Prodotti durante eventi cataclismici nelle regioni dello spazio più profondo, i
neutrini cosmici viaggiano imperturbati fino a noi, dato che una delle loro peculiarità è proprio quella di interagire scarsamente con qualunque cosa incontrino. La loro energia è talmente elevata che gli permette di attraversare interamente il globo terrestre, senza speranza di catturarli. Questa difficoltà, ovviamente, non ha intimorito gli scienziati che hanno colto l’occasione per sviluppare metodi alternativi: è infatti noto che è possibile frenare simili particelle e studiare i prodotti delle loro reazioni con l’ambiente circostante, in modo tale da ricostruire la loro traccia e individuare la direzione da cui provengono. Le informazioni ottenute rispondono a una vasta gamma di quesiti, alcuni dei quali riguardano la localizzazione di sorgenti altamente energetiche e la formulazione di una descrizione più dettagliata dei neutrini (la loro natura è talmente inafferrabile che non permette nemmeno di sapere con precisione quale sia la loro massa).

L’infrastruttura KM3NeT e i progetti di ricerca annessi sono un’iniziativa all’avanguardia, ma gli aspetti logistici collegati costituiscono un’impresa altrettanto ardua. KM3net è infatti costituita da una serie di moduli verticali ancorati al fondale e collegati alla terraferma da veri e propri cavi grandi come pilastri che permettono la trasmissione dei dati ed il monitoraggio della struttura stessa. Possiamo immaginare genericamente delle sfere collegate le une alle altre come colonne, un po’ come le piante marine agganciate al fondale. Le problematiche connesse alla strumentazione destinata alle condizioni estreme dei fondali marini (si pensi ad esempio a correnti e pressione, nonché all’erosione dovuta all’acqua marina) sono per sommi capi le stesse che si presentano quando si vuole lanciare nello spazio un satellite-laboratorio: la fase di modellizzazione e simulazione è cruciale, complessa, articolata, costosa e faticosa dato che non è possibile attivare la strumentazione in loco e vedere se funziona.

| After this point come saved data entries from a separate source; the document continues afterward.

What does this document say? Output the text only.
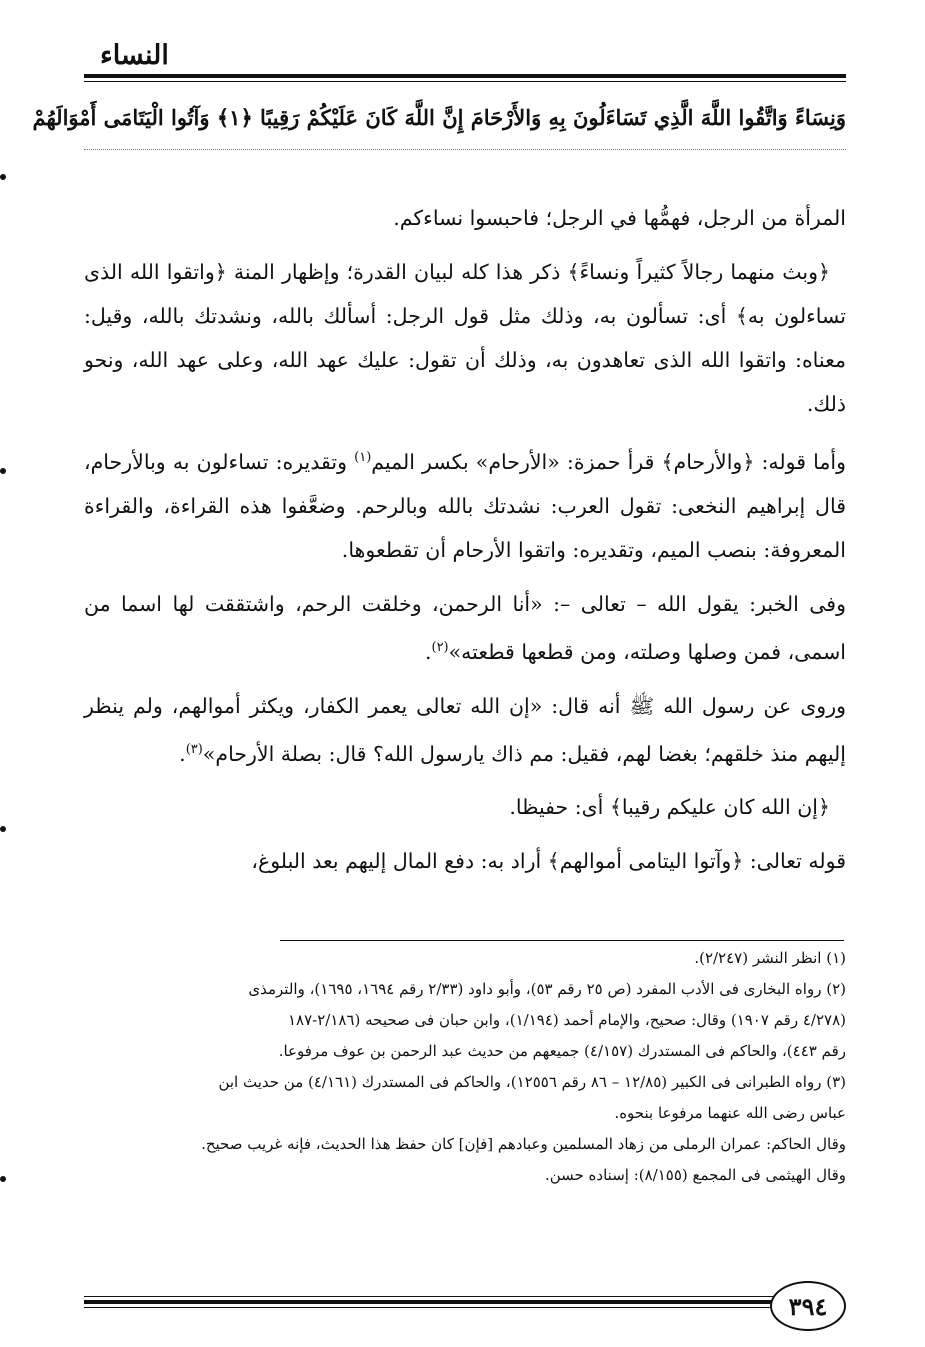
النساء
وَنِسَاءً وَاتَّقُوا اللَّهَ الَّذِي تَسَاءَلُونَ بِهِ وَالأَرْحَامَ إِنَّ اللَّهَ كَانَ عَلَيْكُمْ رَقِيبًا ﴿١﴾ وَآتُوا الْيَتَامَى أَمْوَالَهُمْ

المرأة من الرجل، فهمُّها في الرجل؛ فاحبسوا نساءكم.

﴿وبث منهما رجالاً كثيراً ونساءً﴾ ذكر هذا كله لبيان القدرة؛ وإظهار المنة ﴿واتقوا الله الذى تساءلون به﴾ أى: تسألون به، وذلك مثل قول الرجل: أسألك بالله، ونشدتك بالله، وقيل: معناه: واتقوا الله الذى تعاهدون به، وذلك أن تقول: عليك عهد الله، وعلى عهد الله، ونحو ذلك.

وأما قوله: ﴿والأرحام﴾ قرأ حمزة: «الأرحام» بكسر الميم$^{(١)}$ وتقديره: تساءلون به وبالأرحام، قال إبراهيم النخعى: تقول العرب: نشدتك بالله وبالرحم. وضعَّفوا هذه القراءة، والقراءة المعروفة: بنصب الميم، وتقديره: واتقوا الأرحام أن تقطعوها.

وفى الخبر: يقول الله – تعالى –: «أنا الرحمن، وخلقت الرحم، واشتققت لها اسما من اسمى، فمن وصلها وصلته، ومن قطعها قطعته»$^{(٢)}$.

وروى عن رسول الله ﷺ أنه قال: «إن الله تعالى يعمر الكفار، ويكثر أموالهم، ولم ينظر إليهم منذ خلقهم؛ بغضا لهم، فقيل: مم ذاك يارسول الله؟ قال: بصلة الأرحام»$^{(٣)}$.

﴿إن الله كان عليكم رقيبا﴾ أى: حفيظا.

قوله تعالى: ﴿وآتوا اليتامى أموالهم﴾ أراد به: دفع المال إليهم بعد البلوغ،

(١) انظر النشر (٢/٢٤٧).

(٢) رواه البخارى فى الأدب المفرد (ص ٢٥ رقم ٥٣)، وأبو داود (٢/٣٣ رقم ١٦٩٤، ١٦٩٥)، والترمذى

(٤/٢٧٨ رقم ١٩٠٧) وقال: صحيح، والإمام أحمد (١/١٩٤)، وابن حبان فى صحيحه (٢/١٨٦-١٨٧

رقم ٤٤٣)، والحاكم فى المستدرك (٤/١٥٧) جميعهم من حديث عبد الرحمن بن عوف مرفوعا.

(٣) رواه الطبرانى فى الكبير (١٢/٨٥ – ٨٦ رقم ١٢٥٥٦)، والحاكم فى المستدرك (٤/١٦١) من حديث ابن

عباس رضى الله عنهما مرفوعا بنحوه.

وقال الحاكم: عمران الرملى من زهاد المسلمين وعبادهم [فإن] كان حفظ هذا الحديث، فإنه غريب صحيح.

وقال الهيثمى فى المجمع (٨/١٥٥): إسناده حسن.

٣٩٤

Installare i moduli colonnari a 3500 m di profondità e a 80 km dalla costa in un mare pur sempre dominato da forti correnti non è una cosa che si può fare più volte di seguito: se si installa un modulo, bisogna essere certi il più possibile che funzionerà. Perché, in caso contrario, non si può riportare a riva, rintracciare e risolvere il problema, e procedere con una semplice installazione successiva. Una difficoltà che non si esaurisce nemmeno dopo la messa in opera: nel caso di un guasto successivo, infatti, è impossibile per i ricercatori lavorare direttamente sull’infrastruttura, quindi appare chiaro come la manutenzione stessa necessiti di alta tecnologia e continue prestazioni da parte dei diversi gruppi coinvolti. Possiamo dunque dire che i fondali sono difficili da trattare tanto quanto le regioni extra terrestri. Ma questo non scoraggia i ricercatori e, si spera, affascinerà i curiosi.